NEW YORK — Renee LaManna will be 58 years old this year, if she’s still alive. Her sister Margaret spent the last year chasing sightings of a female drifter in the South, who was wearing a turquoise coat and eyeglasses.
Now Margaret LaManna has been notified the mysterious traveler with the chapped lips and haunting eyes is not the sister who vanished from her Atlantic City home on January 8, 1994.
“We are heartbroken and devastated,” Margaret LaManna told PIX11 News on Wednesday. “We need all eyes in New York City now—the five boroughs—to find Renee.”
In 1994, Renee LaManna was 35 years old and living in Fresh Meadows, Queens with her long-time boyfriend, an immigrant taxi driver from Afghanistan. The relationship was unraveling, and Renee—who was a cellist, a scholar, and a one-time Peace Corps volunteer—was suffering from depression.
The boyfriend had asked her to leave the apartment they shared. Margaret LaManna told PIX11 that on January 8th, 1994—Renee LaManna was discovered wandering the streets outside her Queens home in bare feet—and wearing an Afghani wedding outfit. Police said she was confused. She was taken to the psychiatric emergency room at Jamaica Hospital but not admitted.
Margaret LaManna said a family friend drove Renee to Atlantic City, New Jersey where Margaret has a home. But Renee vanished within forty minutes.
After several sightings in 1994 and 1995, Margaret LaManna said she never heard much of anything again until twenty years later, when a woman named Ruth Collins contacted her from southwestern Virginia.

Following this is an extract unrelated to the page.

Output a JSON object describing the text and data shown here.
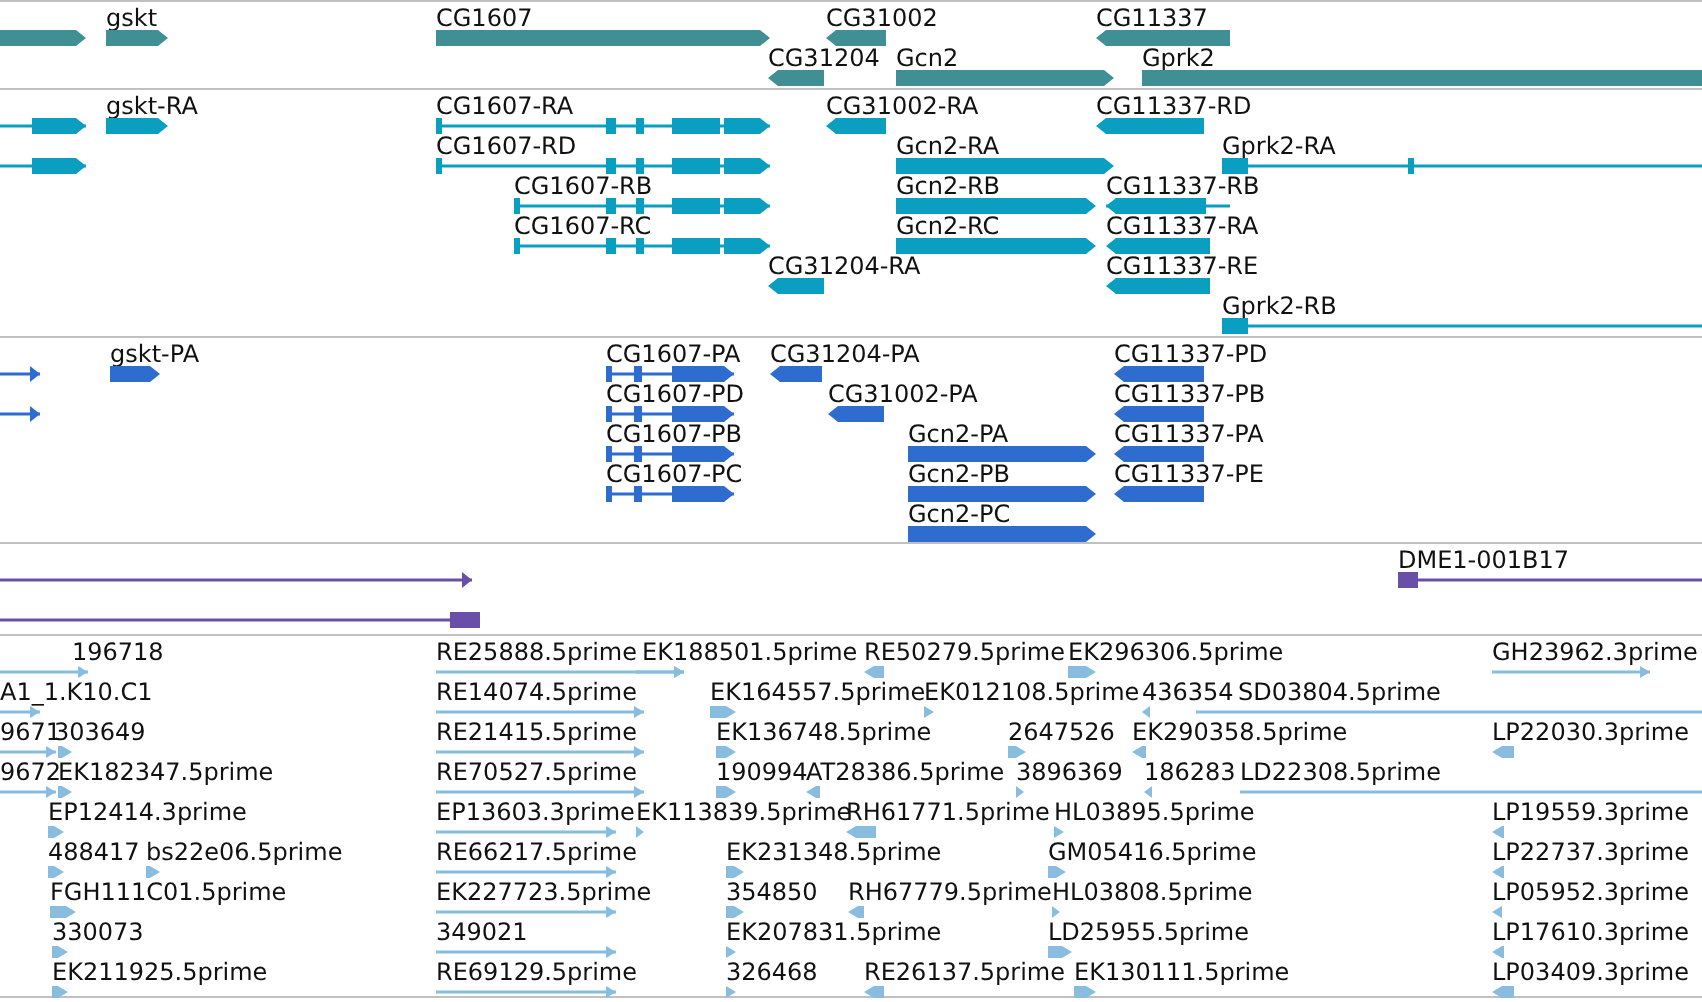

Collins said the woman greatly resembled an age-progression image from Renee LaManna’s Missing Persons page. Collins believed she had met the confused woman in the fall of 2014, buying her clothes and food. And Collins’ sister said the drifter gave various aliases to a sheriff’s deputy from Franklin County, Virginia.
“And that’s when she says Renee,” Lori Manning recalled. “She said Renee LaMan.”
Those words led Margaret LaManna to launch a major ‘social media’ campaign to “Find Renee.” Trucks drivers from all over the South volunteered to distribute flyers. A group of women formed “Team Renee,” seeking to track down more information about sightings in the South. Local TV stations in South and North Carolina picked up the story. Eventually, PIX11 did, too, because of Renee LaManna’s ties to New York and New Jersey.
The LaManna sisters were born in Scranton, Pennsylvania, and a truck company from their home state, Road Scholars, allowed one of its 18-wheelers to be painted with images of the mysterious traveler, complete with giant ads for the “Find Renee” group and phone numbers.
PIX11 reported on the truck and Team Renee during a long road trip to southwestern Virginia in September 2015.
Now, the Franklin County Sheriff’s office has notified us the drifter is not Renee LaManna. She had her fingerprints checked in Kissimmee, Florida and they match another woman from upstate New York, according to a police report from the police in Kissimmee.